Although malaria is transmitted by mosquitoes of the genus Anopheles in both the Old and New Worlds, the genus comprises many species. In Africa the most common are A. gambiae, A. funestus and A. arabiensis. A. sinensis stands out in Asia. In Brazil and its neighbors the most widespread species is A. darlingi.
“The selective sweep hypothesis relating to the gene Pvs47 was originally put forward for P. falciparum, but many scientists don’t believe a single gene is responsible for as complex a biological process as adaptation to a completely different vector. It’s likely that Pvs47 isn’t the only actor in this play and that other genes are involved,” Ferreira said.
Besides the 20 Brazilian samples analyzed for the study described in Nature Genetics, the group led by Ferreira has sequenced the genomes of nine other samples collected in Acrelândia. The research is being conducted during Thaís Crippa de Oliveira’s master’s research, co-supervised by Ferreira and João Marcelo Alves Pereira, also affiliated with ICB-USP and a specialist in bioinformatics.
“Our goal is to explore in greater depth the position occupied by Brazil with respect to the other Latin American countries,” Ferreira said. “We’re comparing the Brazilian data with data for Colombia, Peru and Mexico that’s part of the work done by ICEMR. We plan to publish shortly.”

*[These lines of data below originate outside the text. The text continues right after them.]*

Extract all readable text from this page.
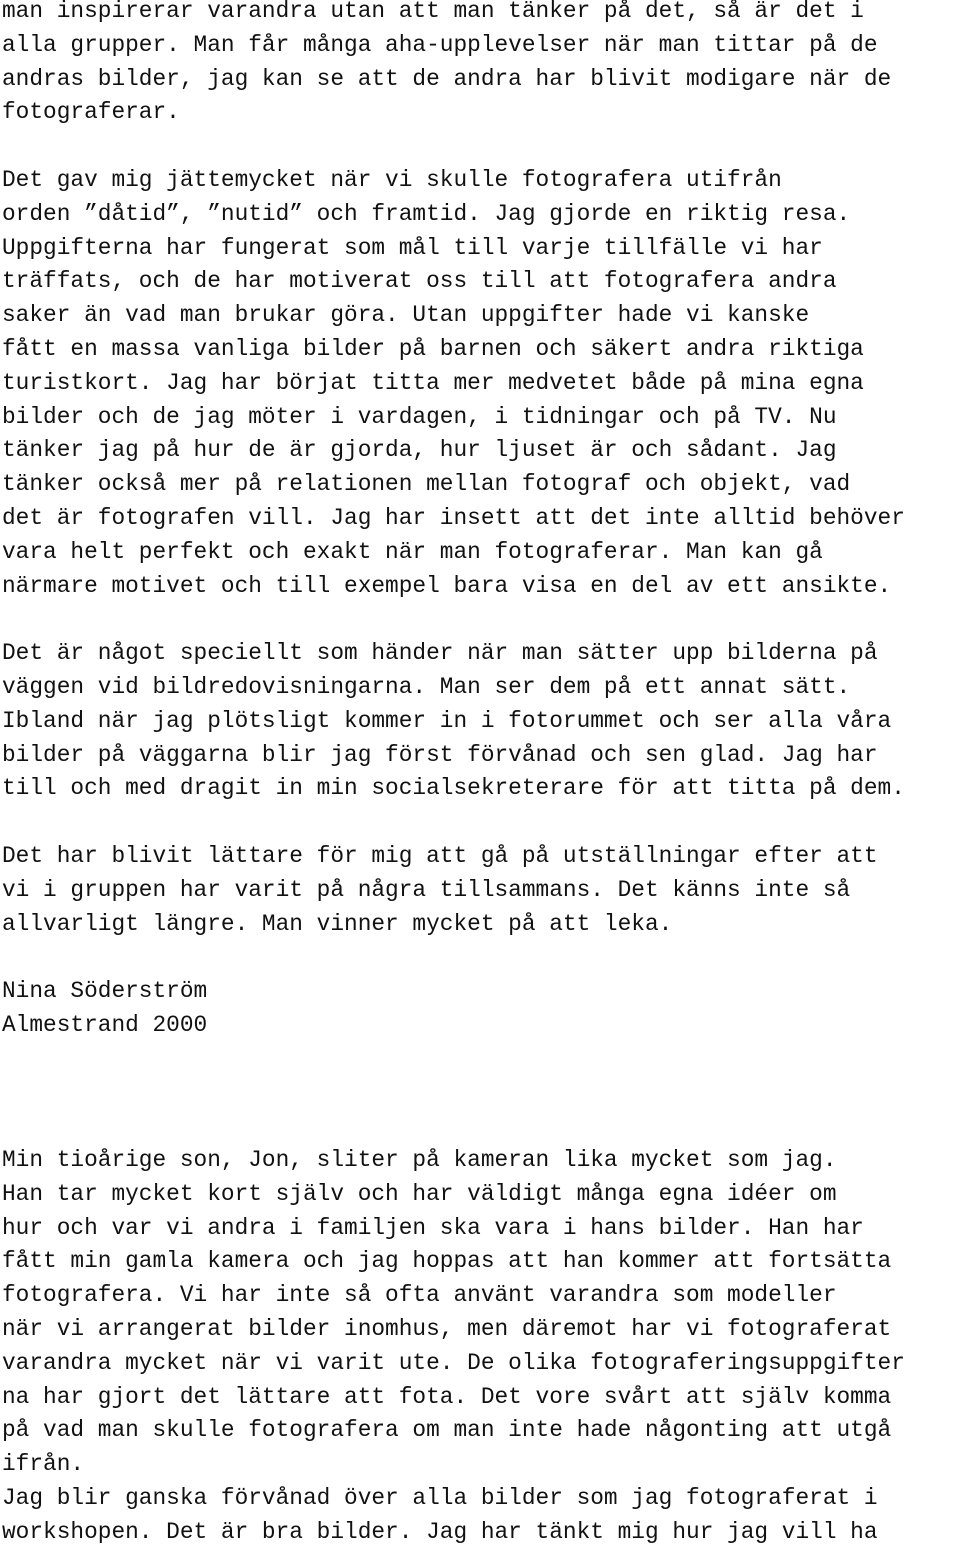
man inspirerar varandra utan att man tänker på det, så är det i
alla grupper. Man får många aha-upplevelser när man tittar på de
andras bilder, jag kan se att de andra har blivit modigare när de
fotograferar.
Det gav mig jättemycket när vi skulle fotografera utifrån
orden ”dåtid”, ”nutid” och framtid. Jag gjorde en riktig resa.
Uppgifterna har fungerat som mål till varje tillfälle vi har
träffats, och de har motiverat oss till att fotografera andra
saker än vad man brukar göra. Utan uppgifter hade vi kanske
fått en massa vanliga bilder på barnen och säkert andra riktiga
turistkort. Jag har börjat titta mer medvetet både på mina egna
bilder och de jag möter i vardagen, i tidningar och på TV. Nu
tänker jag på hur de är gjorda, hur ljuset är och sådant. Jag
tänker också mer på relationen mellan fotograf och objekt, vad
det är fotografen vill. Jag har insett att det inte alltid behöver
vara helt perfekt och exakt när man fotograferar. Man kan gå
närmare motivet och till exempel bara visa en del av ett ansikte.
Det är något speciellt som händer när man sätter upp bilderna på
väggen vid bildredovisningarna. Man ser dem på ett annat sätt.
Ibland när jag plötsligt kommer in i fotorummet och ser alla våra
bilder på väggarna blir jag först förvånad och sen glad. Jag har
till och med dragit in min socialsekreterare för att titta på dem.
Det har blivit lättare för mig att gå på utställningar efter att
vi i gruppen har varit på några tillsammans. Det känns inte så
allvarligt längre. Man vinner mycket på att leka.
Nina Söderström
Almestrand 2000
Min tioårige son, Jon, sliter på kameran lika mycket som jag.
Han tar mycket kort själv och har väldigt många egna idéer om
hur och var vi andra i familjen ska vara i hans bilder. Han har
fått min gamla kamera och jag hoppas att han kommer att fortsätta
fotografera. Vi har inte så ofta använt varandra som modeller
när vi arrangerat bilder inomhus, men däremot har vi fotograferat
varandra mycket när vi varit ute. De olika fotograferingsuppgifter
na har gjort det lättare att fota. Det vore svårt att själv komma
på vad man skulle fotografera om man inte hade någonting att utgå
ifrån.
Jag blir ganska förvånad över alla bilder som jag fotograferat i
workshopen. Det är bra bilder. Jag har tänkt mig hur jag vill ha
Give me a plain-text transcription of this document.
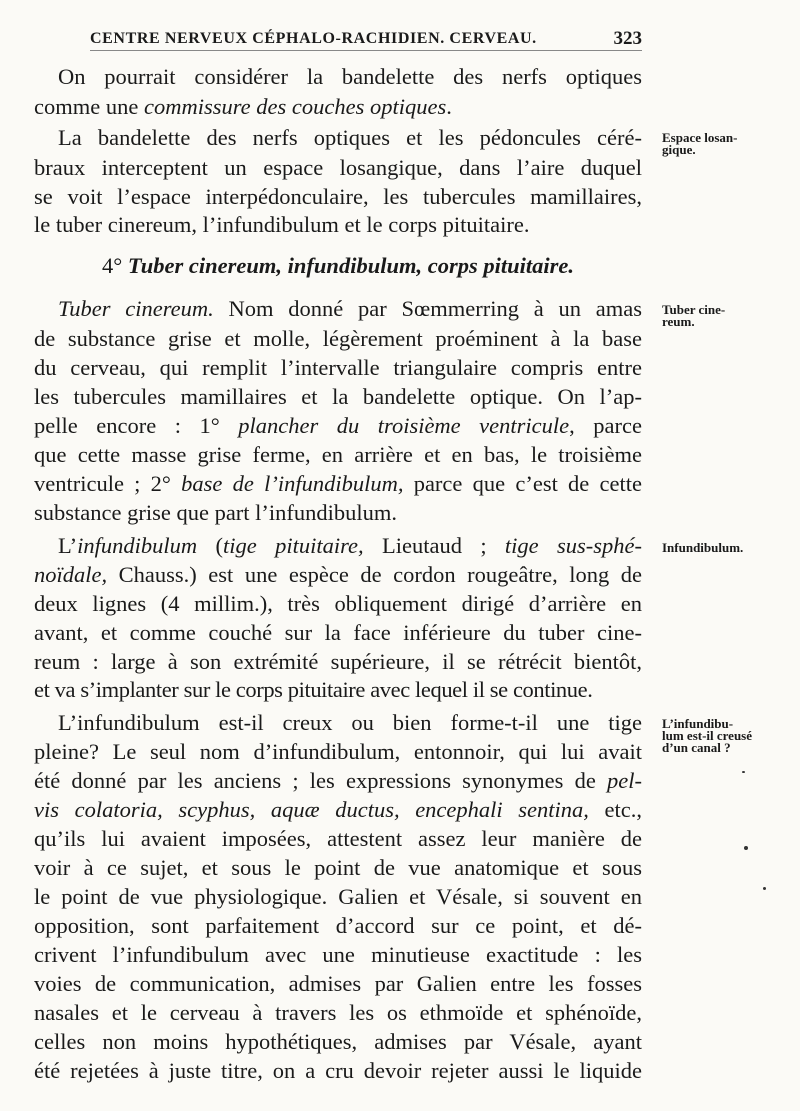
CENTRE NERVEUX CÉPHALO-RACHIDIEN. CERVEAU.	323
On pourrait considérer la bandelette des nerfs optiques
comme une commissure des couches optiques.
La bandelette des nerfs optiques et les pédoncules céré-
braux interceptent un espace losangique, dans l’aire duquel
se voit l’espace interpédonculaire, les tubercules mamillaires,
le tuber cinereum, l’infundibulum et le corps pituitaire.
4° Tuber cinereum, infundibulum, corps pituitaire.
Tuber cinereum. Nom donné par Sœmmerring à un amas
de substance grise et molle, légèrement proéminent à la base
du cerveau, qui remplit l’intervalle triangulaire compris entre
les tubercules mamillaires et la bandelette optique. On l’ap-
pelle encore : 1° plancher du troisième ventricule, parce
que cette masse grise ferme, en arrière et en bas, le troisième
ventricule ; 2° base de l’infundibulum, parce que c’est de cette
substance grise que part l’infundibulum.
L’infundibulum (tige pituitaire, Lieutaud ; tige sus-sphé-
noïdale, Chauss.) est une espèce de cordon rougeâtre, long de
deux lignes (4 millim.), très obliquement dirigé d’arrière en
avant, et comme couché sur la face inférieure du tuber cine-
reum : large à son extrémité supérieure, il se rétrécit bientôt,
et va s’implanter sur le corps pituitaire avec lequel il se continue.
L’infundibulum est-il creux ou bien forme-t-il une tige
pleine? Le seul nom d’infundibulum, entonnoir, qui lui avait
été donné par les anciens ; les expressions synonymes de pel-
vis colatoria, scyphus, aquæ ductus, encephali sentina, etc.,
qu’ils lui avaient imposées, attestent assez leur manière de
voir à ce sujet, et sous le point de vue anatomique et sous
le point de vue physiologique. Galien et Vésale, si souvent en
opposition, sont parfaitement d’accord sur ce point, et dé-
crivent l’infundibulum avec une minutieuse exactitude : les
voies de communication, admises par Galien entre les fosses
nasales et le cerveau à travers les os ethmoïde et sphénoïde,
celles non moins hypothétiques, admises par Vésale, ayant
été rejetées à juste titre, on a cru devoir rejeter aussi le liquide
Espace losan-
gique.
Tuber cine-
reum.
Infundibulum.
L’infundibu-
lum est-il creusé
d’un canal ?
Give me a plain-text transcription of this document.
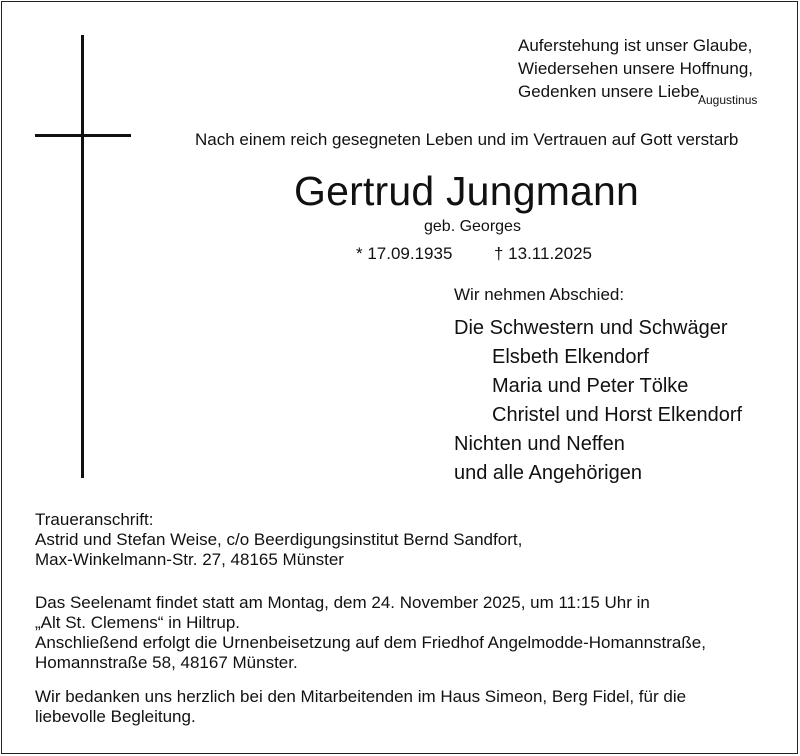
Auferstehung ist unser Glaube,
Wiedersehen unsere Hoffnung,
Gedenken unsere Liebe.
Augustinus
Nach einem reich gesegneten Leben und im Vertrauen auf Gott verstarb
Gertrud Jungmann
geb. Georges
* 17.09.1935 † 13.11.2025
Wir nehmen Abschied:
Die Schwestern und Schwäger
Elsbeth Elkendorf
Maria und Peter Tölke
Christel und Horst Elkendorf
Nichten und Neffen
und alle Angehörigen
Traueranschrift:
Astrid und Stefan Weise, c/o Beerdigungsinstitut Bernd Sandfort,
Max-Winkelmann-Str. 27, 48165 Münster
Das Seelenamt findet statt am Montag, dem 24. November 2025, um 11:15 Uhr in
„Alt St. Clemens“ in Hiltrup.
Anschließend erfolgt die Urnenbeisetzung auf dem Friedhof Angelmodde-Homannstraße,
Homannstraße 58, 48167 Münster.
Wir bedanken uns herzlich bei den Mitarbeitenden im Haus Simeon, Berg Fidel, für die
liebevolle Begleitung.
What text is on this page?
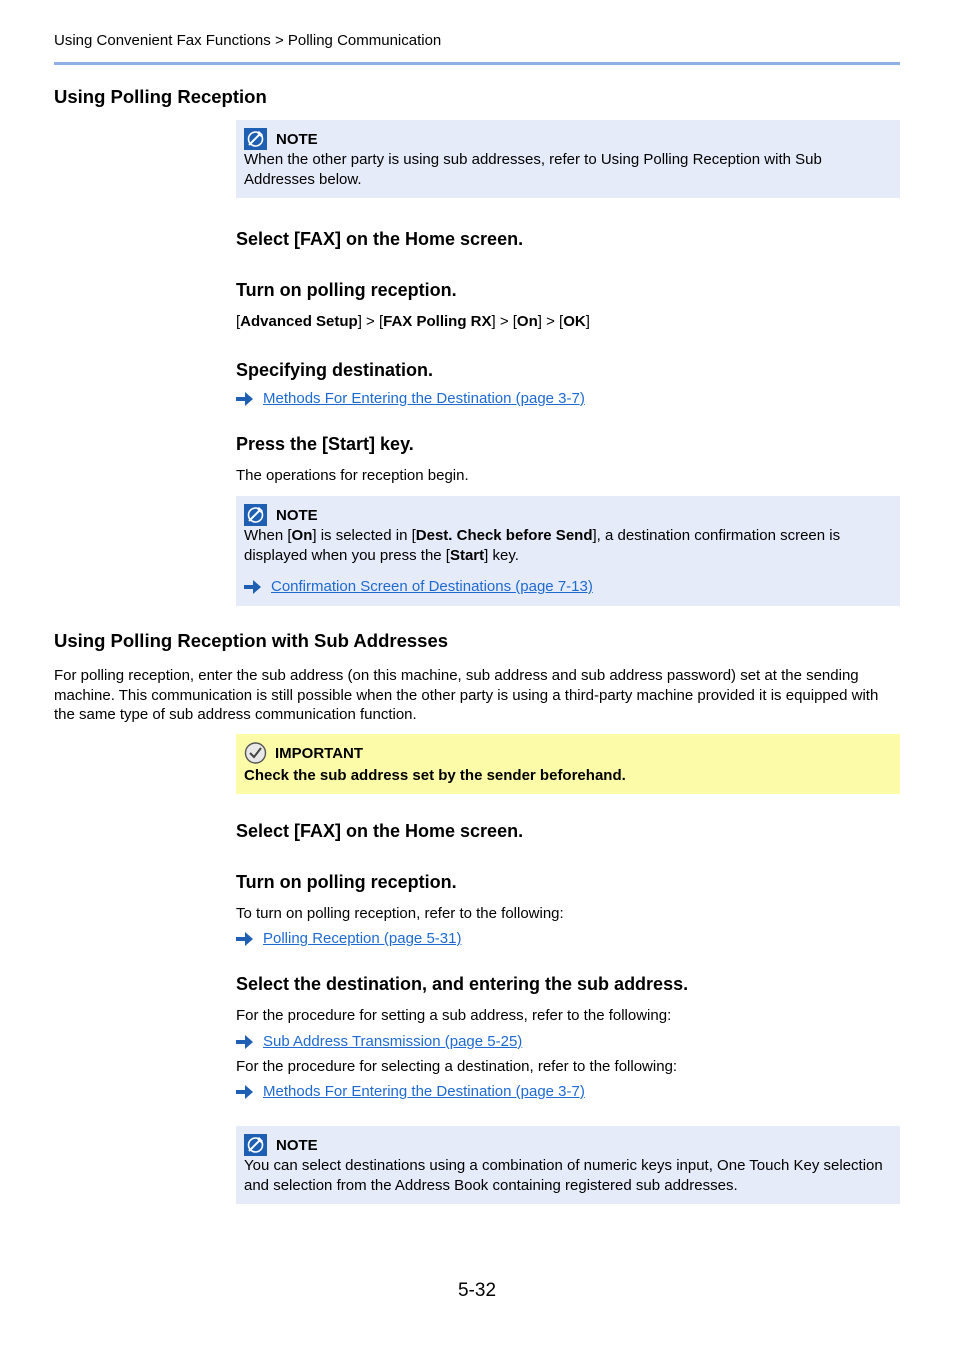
Using Convenient Fax Functions > Polling Communication
Using Polling Reception
NOTE
When the other party is using sub addresses, refer to Using Polling Reception with Sub Addresses below.
Select [FAX] on the Home screen.
Turn on polling reception.
[Advanced Setup] > [FAX Polling RX] > [On] > [OK]
Specifying destination.
Methods For Entering the Destination (page 3-7)
Press the [Start] key.
The operations for reception begin.
NOTE
When [On] is selected in [Dest. Check before Send], a destination confirmation screen is displayed when you press the [Start] key.
Confirmation Screen of Destinations (page 7-13)
Using Polling Reception with Sub Addresses
For polling reception, enter the sub address (on this machine, sub address and sub address password) set at the sending machine. This communication is still possible when the other party is using a third-party machine provided it is equipped with the same type of sub address communication function.
IMPORTANT
Check the sub address set by the sender beforehand.
Select [FAX] on the Home screen.
Turn on polling reception.
To turn on polling reception, refer to the following:
Polling Reception (page 5-31)
Select the destination, and entering the sub address.
For the procedure for setting a sub address, refer to the following:
Sub Address Transmission (page 5-25)
For the procedure for selecting a destination, refer to the following:
Methods For Entering the Destination (page 3-7)
NOTE
You can select destinations using a combination of numeric keys input, One Touch Key selection and selection from the Address Book containing registered sub addresses.
5-32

About 85% of malaria cases in Brazil are caused by P. vivax and the rest by P. falciparum, he added. Until the 1980s they each accounted for the same percentage but the control measures implemented since then have considerably reduced the number of cases caused by P. falciparum.
“P. vivax is harder to control, for reasons linked to its biology. The human host remains infectious to mosquitoes for longer and even if cured may have several relapses. Every time the parasite re-enters circulation, the individual becomes infectious again,” Ferreira said.
The article “Population genomics studies identify signatures of global dispersal and drug resistance in Plasmodium vivax” (doi: 10.1038/ng.3588) can be read at nature.com/ng/journal/vaop/ncurrent/full/ng.3588.html.